We have been blessed with material possession and prosperity for the past 200 years or so, increasingly for the past couple of generations. To whom much is given, much will be required. For the believer, the question becomes “Have we honored God with what we have?” Jesus pointed out the widow who gave her two mites, because that was all she had. If our American system of capitalism goes belly up, we can only say that God is good. As Job sat in sackcloth and ashes, he proclaim that the Lord gives, he also takes away, finally “Blessed be the name of the Lord.” We have been richly, richly blessed, and in many cases have used that prosperity to bless others. But if next week your American dollars are good for nothing but starting a campfire, we will still have so much. If the economy fails and the government collapses, for instance, we still have millions of acres of forest, oil and natural gas in the ground, clean rivers, lakes, and streams. Japan has no natural resources (unless you count fish) but they seem to do alright. Oh yeah, and we still have a God that knows our every need even before we ask, and has provided – and will continue to provide – for his people. Not even just for his people; the rain falls on the just and the unjust. God provides for humanity in general, a facet of his character known as common grace. What a good God.

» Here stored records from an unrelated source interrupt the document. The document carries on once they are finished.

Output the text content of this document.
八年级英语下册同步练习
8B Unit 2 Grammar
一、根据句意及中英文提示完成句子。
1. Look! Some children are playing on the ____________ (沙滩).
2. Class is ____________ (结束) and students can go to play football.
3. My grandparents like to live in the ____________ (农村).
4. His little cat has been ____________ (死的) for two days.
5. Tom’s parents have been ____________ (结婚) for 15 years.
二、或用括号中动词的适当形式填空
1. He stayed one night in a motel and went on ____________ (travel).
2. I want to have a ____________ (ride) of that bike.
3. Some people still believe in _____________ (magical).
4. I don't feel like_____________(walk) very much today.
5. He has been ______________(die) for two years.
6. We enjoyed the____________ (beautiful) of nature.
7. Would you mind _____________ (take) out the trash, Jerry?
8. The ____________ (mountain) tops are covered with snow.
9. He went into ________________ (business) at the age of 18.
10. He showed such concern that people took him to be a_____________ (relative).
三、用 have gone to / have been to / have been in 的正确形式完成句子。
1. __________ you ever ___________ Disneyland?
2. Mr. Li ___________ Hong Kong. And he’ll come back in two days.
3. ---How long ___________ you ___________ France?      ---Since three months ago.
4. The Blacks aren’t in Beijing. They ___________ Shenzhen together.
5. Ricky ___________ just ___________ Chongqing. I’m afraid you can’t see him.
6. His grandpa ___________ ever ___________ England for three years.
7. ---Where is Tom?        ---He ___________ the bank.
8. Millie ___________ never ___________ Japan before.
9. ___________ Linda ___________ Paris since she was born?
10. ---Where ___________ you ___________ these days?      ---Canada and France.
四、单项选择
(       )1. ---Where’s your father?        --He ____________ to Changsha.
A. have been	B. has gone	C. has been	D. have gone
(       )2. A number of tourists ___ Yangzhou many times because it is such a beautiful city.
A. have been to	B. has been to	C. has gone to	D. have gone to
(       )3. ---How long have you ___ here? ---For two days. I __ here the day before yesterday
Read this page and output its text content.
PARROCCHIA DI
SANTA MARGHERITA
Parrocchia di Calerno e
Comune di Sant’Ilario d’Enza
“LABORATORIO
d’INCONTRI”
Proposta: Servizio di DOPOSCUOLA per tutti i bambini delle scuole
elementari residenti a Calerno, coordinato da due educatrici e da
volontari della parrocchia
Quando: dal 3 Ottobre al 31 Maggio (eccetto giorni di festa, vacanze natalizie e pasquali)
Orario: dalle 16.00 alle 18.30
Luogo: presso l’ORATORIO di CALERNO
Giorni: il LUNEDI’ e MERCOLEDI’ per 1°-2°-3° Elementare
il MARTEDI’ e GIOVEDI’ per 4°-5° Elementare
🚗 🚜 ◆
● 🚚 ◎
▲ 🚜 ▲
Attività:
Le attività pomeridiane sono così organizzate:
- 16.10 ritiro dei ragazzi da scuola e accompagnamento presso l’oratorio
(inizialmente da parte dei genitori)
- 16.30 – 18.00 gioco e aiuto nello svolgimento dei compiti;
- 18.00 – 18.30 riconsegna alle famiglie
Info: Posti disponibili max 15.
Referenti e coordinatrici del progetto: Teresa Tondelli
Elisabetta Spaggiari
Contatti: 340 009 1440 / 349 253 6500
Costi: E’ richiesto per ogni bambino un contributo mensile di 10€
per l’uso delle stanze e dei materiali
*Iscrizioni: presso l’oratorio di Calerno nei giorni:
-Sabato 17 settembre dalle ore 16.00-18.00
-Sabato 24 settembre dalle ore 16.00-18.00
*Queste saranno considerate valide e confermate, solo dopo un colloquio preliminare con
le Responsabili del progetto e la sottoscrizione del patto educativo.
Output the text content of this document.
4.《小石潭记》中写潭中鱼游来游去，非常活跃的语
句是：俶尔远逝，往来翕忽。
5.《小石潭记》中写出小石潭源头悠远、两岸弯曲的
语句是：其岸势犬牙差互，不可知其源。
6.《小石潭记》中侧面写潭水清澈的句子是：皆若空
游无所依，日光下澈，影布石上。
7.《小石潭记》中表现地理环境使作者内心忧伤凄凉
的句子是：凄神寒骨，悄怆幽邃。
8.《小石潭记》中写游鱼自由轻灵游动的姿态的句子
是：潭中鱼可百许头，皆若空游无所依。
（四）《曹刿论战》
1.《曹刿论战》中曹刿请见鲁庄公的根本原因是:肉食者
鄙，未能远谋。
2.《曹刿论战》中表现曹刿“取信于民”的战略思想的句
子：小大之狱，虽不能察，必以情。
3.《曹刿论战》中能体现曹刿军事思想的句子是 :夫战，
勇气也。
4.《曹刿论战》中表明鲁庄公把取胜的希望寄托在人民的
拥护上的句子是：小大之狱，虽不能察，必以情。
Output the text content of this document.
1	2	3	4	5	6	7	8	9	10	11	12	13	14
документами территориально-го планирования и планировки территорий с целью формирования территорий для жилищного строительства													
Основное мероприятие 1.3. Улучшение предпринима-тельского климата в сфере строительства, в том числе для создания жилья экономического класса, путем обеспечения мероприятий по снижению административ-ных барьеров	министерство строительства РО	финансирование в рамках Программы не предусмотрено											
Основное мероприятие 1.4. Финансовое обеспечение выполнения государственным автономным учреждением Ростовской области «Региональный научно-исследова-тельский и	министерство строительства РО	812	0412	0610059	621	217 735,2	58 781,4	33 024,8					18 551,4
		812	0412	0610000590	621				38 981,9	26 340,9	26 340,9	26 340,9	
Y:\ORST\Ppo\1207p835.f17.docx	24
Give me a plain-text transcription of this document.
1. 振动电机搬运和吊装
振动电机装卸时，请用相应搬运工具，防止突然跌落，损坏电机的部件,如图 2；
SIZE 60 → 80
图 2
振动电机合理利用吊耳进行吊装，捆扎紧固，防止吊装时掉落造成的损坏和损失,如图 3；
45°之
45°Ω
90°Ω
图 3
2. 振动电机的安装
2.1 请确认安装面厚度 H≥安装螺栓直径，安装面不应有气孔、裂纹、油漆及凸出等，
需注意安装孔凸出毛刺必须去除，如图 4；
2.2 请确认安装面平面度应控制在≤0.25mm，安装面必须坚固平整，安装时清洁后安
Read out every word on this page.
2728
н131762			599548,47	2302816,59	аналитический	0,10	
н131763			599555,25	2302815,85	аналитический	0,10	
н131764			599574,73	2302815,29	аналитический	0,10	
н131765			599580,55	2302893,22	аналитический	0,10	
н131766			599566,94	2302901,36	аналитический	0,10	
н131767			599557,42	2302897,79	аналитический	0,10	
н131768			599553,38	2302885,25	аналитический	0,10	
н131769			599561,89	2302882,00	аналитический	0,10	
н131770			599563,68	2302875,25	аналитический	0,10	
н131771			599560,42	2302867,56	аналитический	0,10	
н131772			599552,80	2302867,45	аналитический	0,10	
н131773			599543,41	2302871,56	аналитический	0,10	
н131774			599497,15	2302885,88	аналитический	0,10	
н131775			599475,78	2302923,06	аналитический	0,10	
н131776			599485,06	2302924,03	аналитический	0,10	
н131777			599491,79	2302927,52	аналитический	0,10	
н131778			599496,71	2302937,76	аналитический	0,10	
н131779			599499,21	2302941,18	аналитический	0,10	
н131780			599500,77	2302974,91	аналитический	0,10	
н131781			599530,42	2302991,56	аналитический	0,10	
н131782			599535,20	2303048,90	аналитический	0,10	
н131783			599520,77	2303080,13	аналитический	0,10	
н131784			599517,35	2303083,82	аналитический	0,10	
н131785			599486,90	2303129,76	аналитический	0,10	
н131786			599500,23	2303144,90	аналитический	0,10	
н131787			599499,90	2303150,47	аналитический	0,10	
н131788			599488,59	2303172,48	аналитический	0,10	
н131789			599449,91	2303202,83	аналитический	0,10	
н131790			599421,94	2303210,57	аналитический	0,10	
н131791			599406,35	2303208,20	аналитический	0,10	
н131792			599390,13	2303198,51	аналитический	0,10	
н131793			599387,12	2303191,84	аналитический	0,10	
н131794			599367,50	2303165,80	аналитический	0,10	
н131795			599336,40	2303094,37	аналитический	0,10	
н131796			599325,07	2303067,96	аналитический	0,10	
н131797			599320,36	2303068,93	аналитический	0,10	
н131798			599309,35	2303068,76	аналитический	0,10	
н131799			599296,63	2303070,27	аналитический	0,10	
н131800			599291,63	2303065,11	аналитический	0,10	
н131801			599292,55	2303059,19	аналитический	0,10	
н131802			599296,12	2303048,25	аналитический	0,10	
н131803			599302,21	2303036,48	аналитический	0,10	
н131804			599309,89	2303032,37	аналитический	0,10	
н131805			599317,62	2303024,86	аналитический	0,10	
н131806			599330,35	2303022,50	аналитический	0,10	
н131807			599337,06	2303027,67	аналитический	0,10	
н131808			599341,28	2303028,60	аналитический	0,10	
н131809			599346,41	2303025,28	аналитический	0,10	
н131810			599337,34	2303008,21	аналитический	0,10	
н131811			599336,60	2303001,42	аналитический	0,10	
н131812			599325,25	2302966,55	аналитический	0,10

During the Great Depression of the 1930’s, Americans found out there was more to our way of life than spending tons of cash and partying like it’s 1929. When the money was gone, many found out things like being alive, being with family, working hard for whatever is yours, those are important also. Perhaps more than money. I think we will get through this, and the greed machine will once again fed itself like the monster it is. But if not, we know from the first century Jews, Daniel and his contemporaries, Job, Jacob and his twelve sons, the Prophet Elijah, the Apostle Paul, and Jesus Christ himself that God provides. Has God provided for us well beyond what we need and deserve? Very much so. Will God provide for us in the future, even if it’s not economic blessing that he provides? Absolutely. And whether we are rich or have no possessions at all, we are to honor God with all that we have. God decides how and when to bless us; what we do next is our responsibility.